La sua risata mi riempì di gioia e di sollievo.

«Dopodomani?» rilanciò.

«Dopodomani va benissimo.»

«Siamo d’accordo. Telefonami quando hai tutti i dati del volo. Probabilmente io verrò in macchina.»

«Senz’altro. E, Clara…»

«Sì, Peter?»

«Non vedo l’ora di rivederti.»

«Anch’io, Peter Lime. Anch’io.»

«Mi dispiace di averti messo nei pasticci raccontando la storia della relazione riservata al telegiornale.»

«È acqua passata. Sono una ragazza forte.»

«Lo so. Ma il mio senso di colpa rimane.»

«Ti racconterò tutto a Berlino» disse e riagganciò.

A Berlino la pioggia, più fredda che a Madrid, a tratti si trasformava in nevischio. Ero stato a Berlino solo un paio di volte dopo il crollo del Muro, e avevo l’impressione che da allora la sua marcia verso una nuova grandezza procedesse inarrestabile. Sui giornali avevo letto della crisi economica del paese e del muro invisibile che ancora divideva Est e Ovest. Se quel muro esisteva davvero, la città e i suoi abitanti non sembravano darsene pensiero.

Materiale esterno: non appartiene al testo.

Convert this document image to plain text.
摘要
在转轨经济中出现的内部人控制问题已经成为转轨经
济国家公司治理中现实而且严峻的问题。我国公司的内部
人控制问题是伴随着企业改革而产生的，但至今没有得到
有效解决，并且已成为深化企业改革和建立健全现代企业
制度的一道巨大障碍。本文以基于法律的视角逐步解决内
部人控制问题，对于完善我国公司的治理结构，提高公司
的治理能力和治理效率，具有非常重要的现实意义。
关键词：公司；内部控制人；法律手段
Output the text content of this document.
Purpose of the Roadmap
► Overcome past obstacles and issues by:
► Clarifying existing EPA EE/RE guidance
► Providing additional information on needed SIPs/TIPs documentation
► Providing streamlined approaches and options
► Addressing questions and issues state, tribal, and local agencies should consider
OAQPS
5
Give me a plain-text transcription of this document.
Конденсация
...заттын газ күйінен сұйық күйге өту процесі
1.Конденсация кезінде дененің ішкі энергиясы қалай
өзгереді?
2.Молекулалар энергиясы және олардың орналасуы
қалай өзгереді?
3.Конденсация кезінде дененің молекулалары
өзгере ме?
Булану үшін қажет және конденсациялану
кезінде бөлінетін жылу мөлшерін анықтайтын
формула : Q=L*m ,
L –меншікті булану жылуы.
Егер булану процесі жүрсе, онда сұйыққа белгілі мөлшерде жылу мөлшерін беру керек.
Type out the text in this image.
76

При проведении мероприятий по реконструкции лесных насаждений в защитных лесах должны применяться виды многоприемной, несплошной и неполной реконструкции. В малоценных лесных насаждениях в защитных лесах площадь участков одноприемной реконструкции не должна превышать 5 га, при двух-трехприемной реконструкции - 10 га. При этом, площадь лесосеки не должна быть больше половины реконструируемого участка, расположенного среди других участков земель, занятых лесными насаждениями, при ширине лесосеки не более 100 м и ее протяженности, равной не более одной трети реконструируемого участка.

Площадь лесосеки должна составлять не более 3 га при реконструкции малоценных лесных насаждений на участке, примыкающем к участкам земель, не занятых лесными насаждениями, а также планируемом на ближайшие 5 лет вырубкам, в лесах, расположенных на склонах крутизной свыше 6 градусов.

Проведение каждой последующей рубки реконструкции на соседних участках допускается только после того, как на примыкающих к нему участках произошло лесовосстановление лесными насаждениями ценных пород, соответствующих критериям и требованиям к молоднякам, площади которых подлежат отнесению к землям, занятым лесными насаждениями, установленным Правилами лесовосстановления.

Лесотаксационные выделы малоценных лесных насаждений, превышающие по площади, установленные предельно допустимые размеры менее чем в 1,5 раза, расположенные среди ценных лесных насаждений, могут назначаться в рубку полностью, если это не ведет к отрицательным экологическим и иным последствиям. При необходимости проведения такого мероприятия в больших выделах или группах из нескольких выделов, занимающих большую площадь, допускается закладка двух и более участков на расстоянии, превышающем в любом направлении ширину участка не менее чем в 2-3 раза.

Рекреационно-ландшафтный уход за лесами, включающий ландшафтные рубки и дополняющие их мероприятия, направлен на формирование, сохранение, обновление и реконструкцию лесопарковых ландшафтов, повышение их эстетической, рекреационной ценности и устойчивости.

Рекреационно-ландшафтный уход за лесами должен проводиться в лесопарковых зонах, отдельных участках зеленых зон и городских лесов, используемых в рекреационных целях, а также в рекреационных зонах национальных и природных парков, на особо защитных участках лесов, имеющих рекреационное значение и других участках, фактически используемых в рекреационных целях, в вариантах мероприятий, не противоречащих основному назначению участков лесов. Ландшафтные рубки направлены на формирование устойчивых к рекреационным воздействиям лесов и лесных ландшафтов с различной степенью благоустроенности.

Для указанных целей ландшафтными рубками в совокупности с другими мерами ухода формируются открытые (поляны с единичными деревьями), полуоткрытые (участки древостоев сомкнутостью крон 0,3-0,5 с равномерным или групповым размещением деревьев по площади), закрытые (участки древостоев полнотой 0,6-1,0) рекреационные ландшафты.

Immense gru lavoravano fra i palazzi del centro, nuovissime costruzioni di vetro e cemento armato parevano essere spuntate un po’ ovunque. Le strade traboccavano di automobili che lentamente procedevano nella pioggia catturata dai fasci di luce dei fari. Di tanto in tanto, fra le grosse Mercedes e BMW, spuntava una piccola Trabant, unica testimonianza tangibile del recente passato, quando la città era ancora divisa in due. Nonostante il freddo e la pioggia, i marciapiedi e le piazze erano gremiti di persone, che con i baveri alzati e gli ombrelli di sghembo avanzavano imperterrite nella precoce oscurità del pomeriggio.